On Feb. 15 that year, he had been hit by a car while we were walking in a crosswalk in Tucson, Arizona. The car and driver were never found. We aren’t entirely sure what happened, but Cal lay 70 feet from where I was. He had a broken left leg, a broken right arm with skin peeled off exposing bone, several broken ribs, broken vertebrae and wounds to his lungs, back and face.

As a result of the accident, he had had eight surgeries and had been given eight units of blood. He spent time in four hospitals and endured a daylong medical jet trip from Tucson to Maine. He was seen by too many doctors, nurses and occupational and physical therapists to count. But after two months he was home in our very own mini-hospital. I acted as head nurse, with the occasional visit from a physical therapist. He slept in a hospital bed and spent days in a wheelchair or, when he had the strength to shift, a sofa in front of the TV.
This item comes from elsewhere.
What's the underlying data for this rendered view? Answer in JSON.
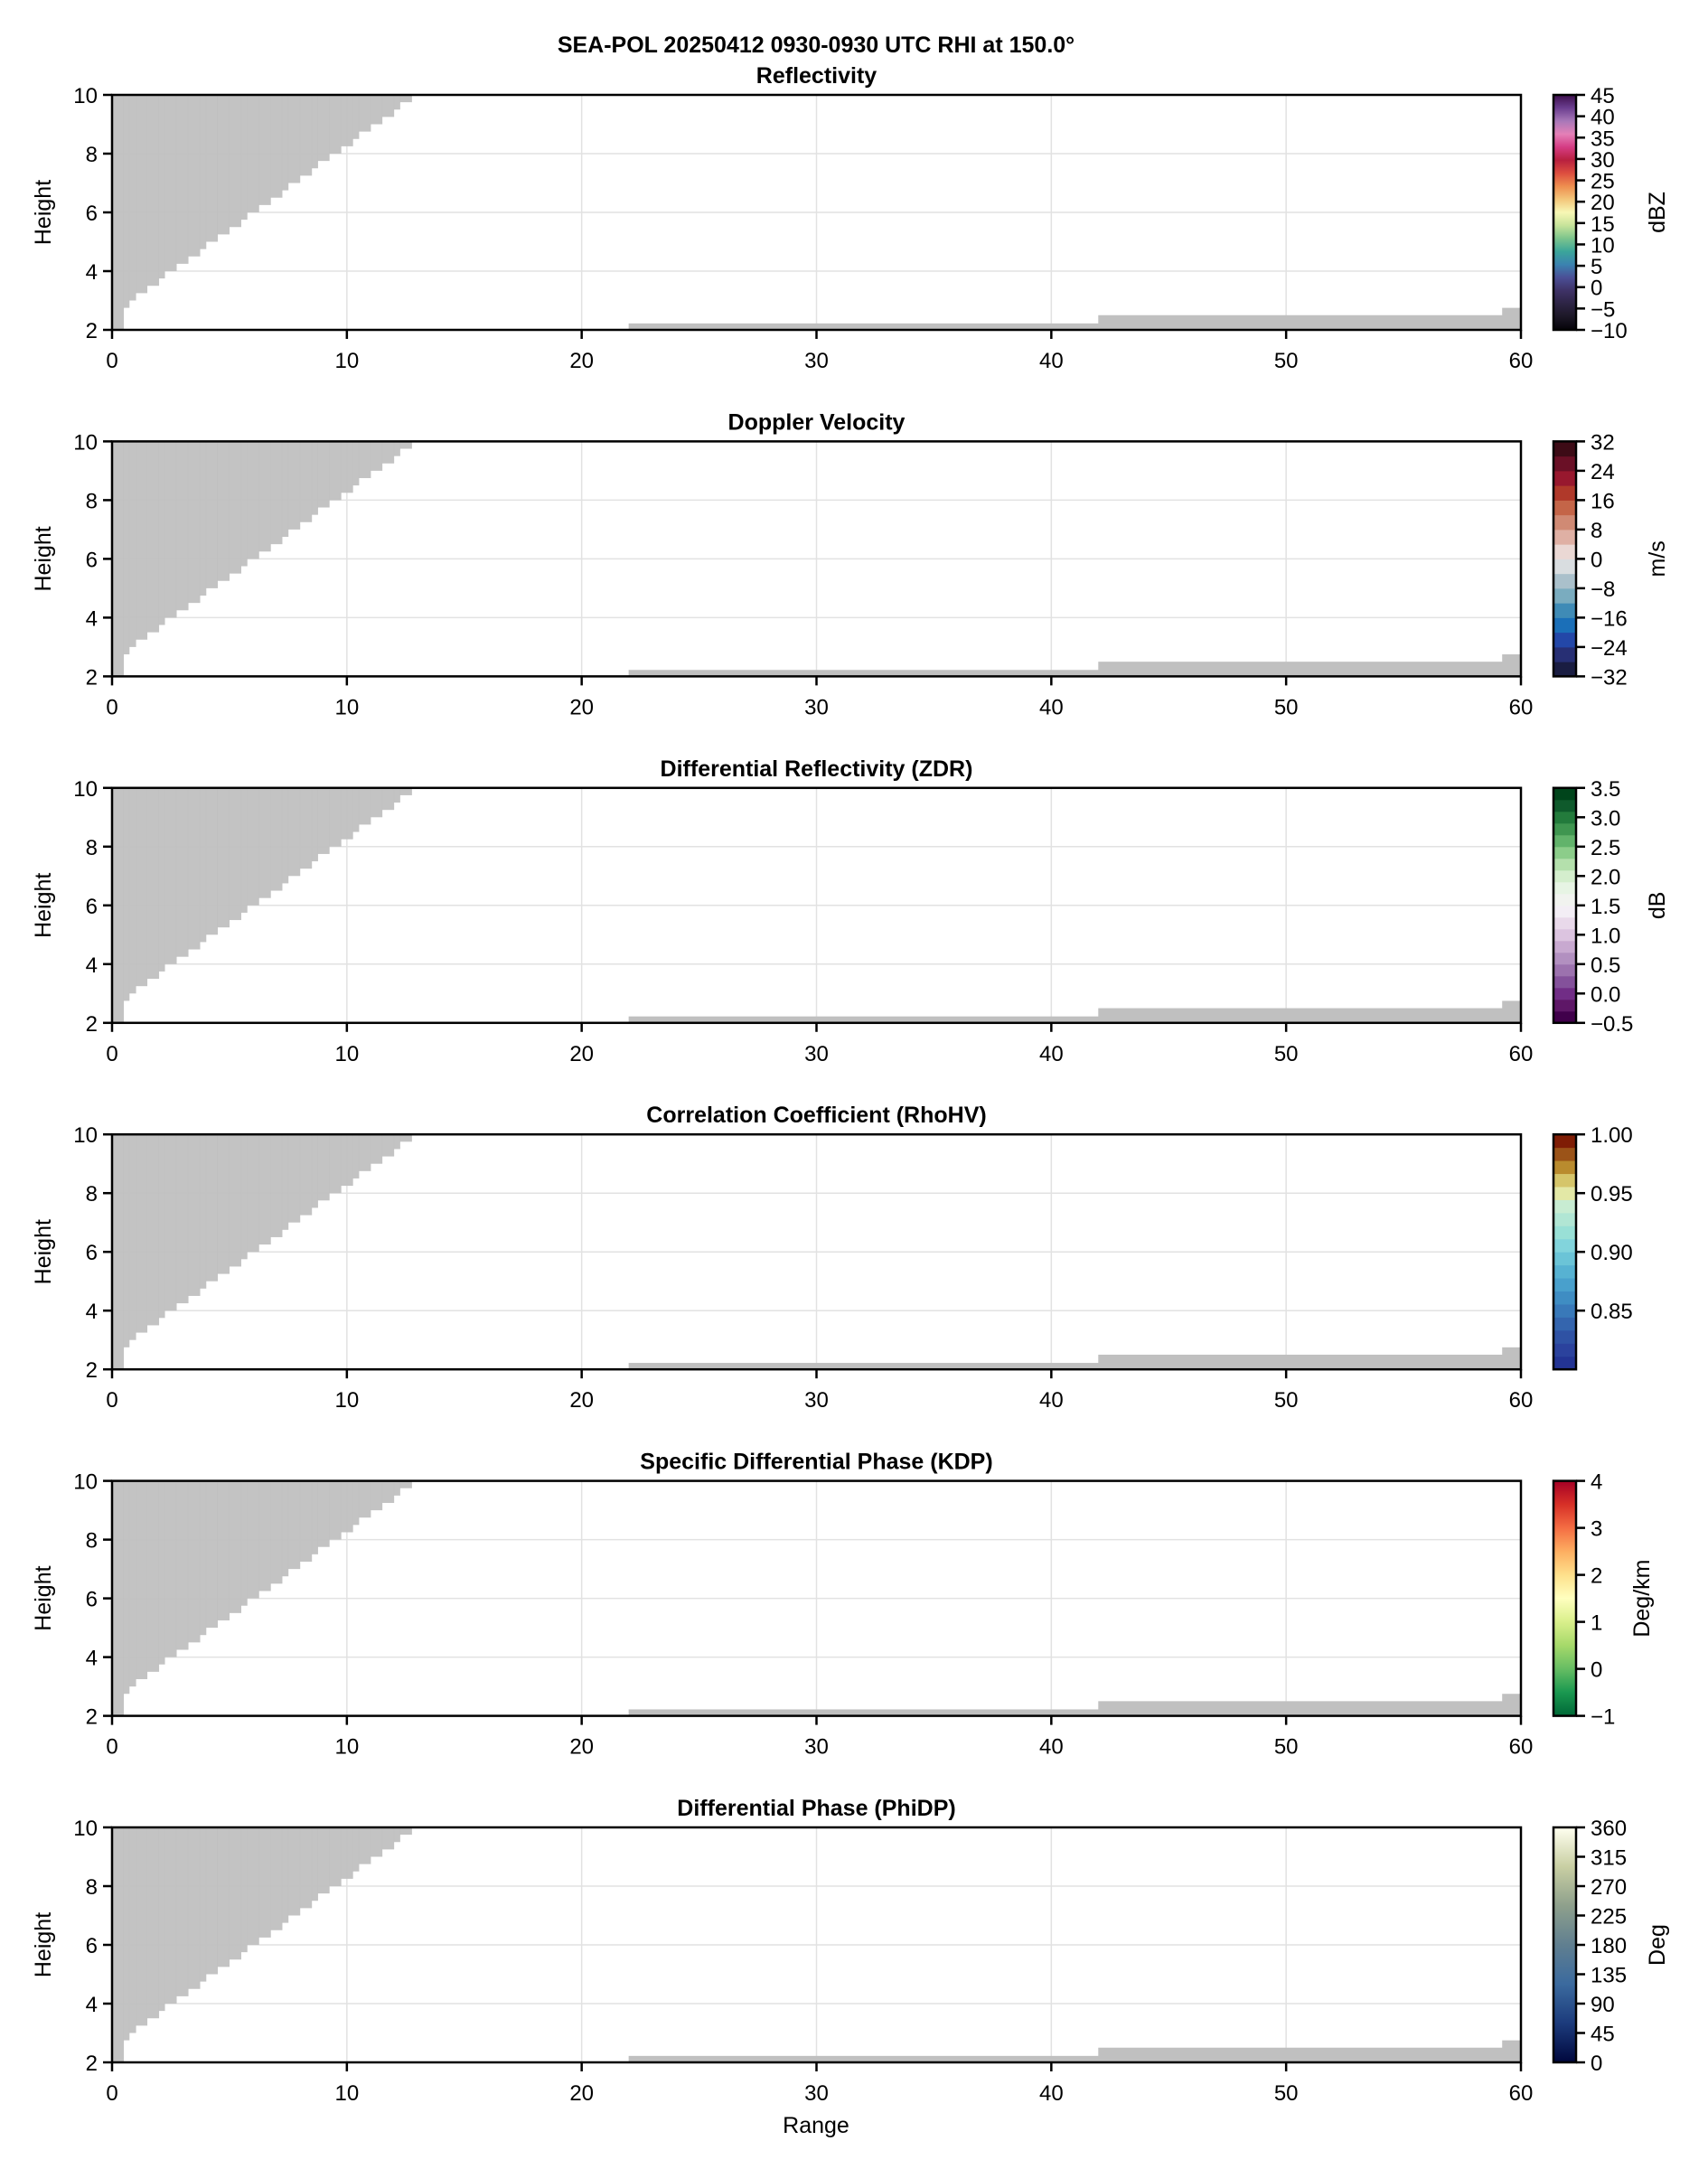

That morning I had left him downstairs in the hands of a physical therapist who concluded her visit by praising his progress and saying that in a month he would definitely be able to attempt the stairs. Never one to give up when challenged, Cal told me he stared at the stairs for a good 20 minutes before he started to climb them, being careful to put most of his weight on his good leg even as he held on to the handrail with his bad arm.

A miracle, yes, but not a surprise, considering this was a man who persevered through many physical and psychological challenges in his life. Yes, he had quit teaching when he received a harsh cancer diagnosis a few years before, and he had quit playing basketball when it was clear that his 6-foot-5-inch brother was always going to get the rebound. But he had cultivated determination as a fisherman, a soldier, a scholar, a teacher and, not least, as my personal fixer of all things mechanical and especially things produced by Apple.

He remembers nothing of his time in the trauma and rehab hospitals in Tucson. I remember every bit of my fear and anxiety. When he had regained consciousness but was still intubated, he made a walking motion with his left hand and seemed to ask, Will I be able to walk? With no evidence to support my assertion at that point, I assured him he would. And he did and does. With a slight limp, he walks every day. But he now takes my hand when we cross a street.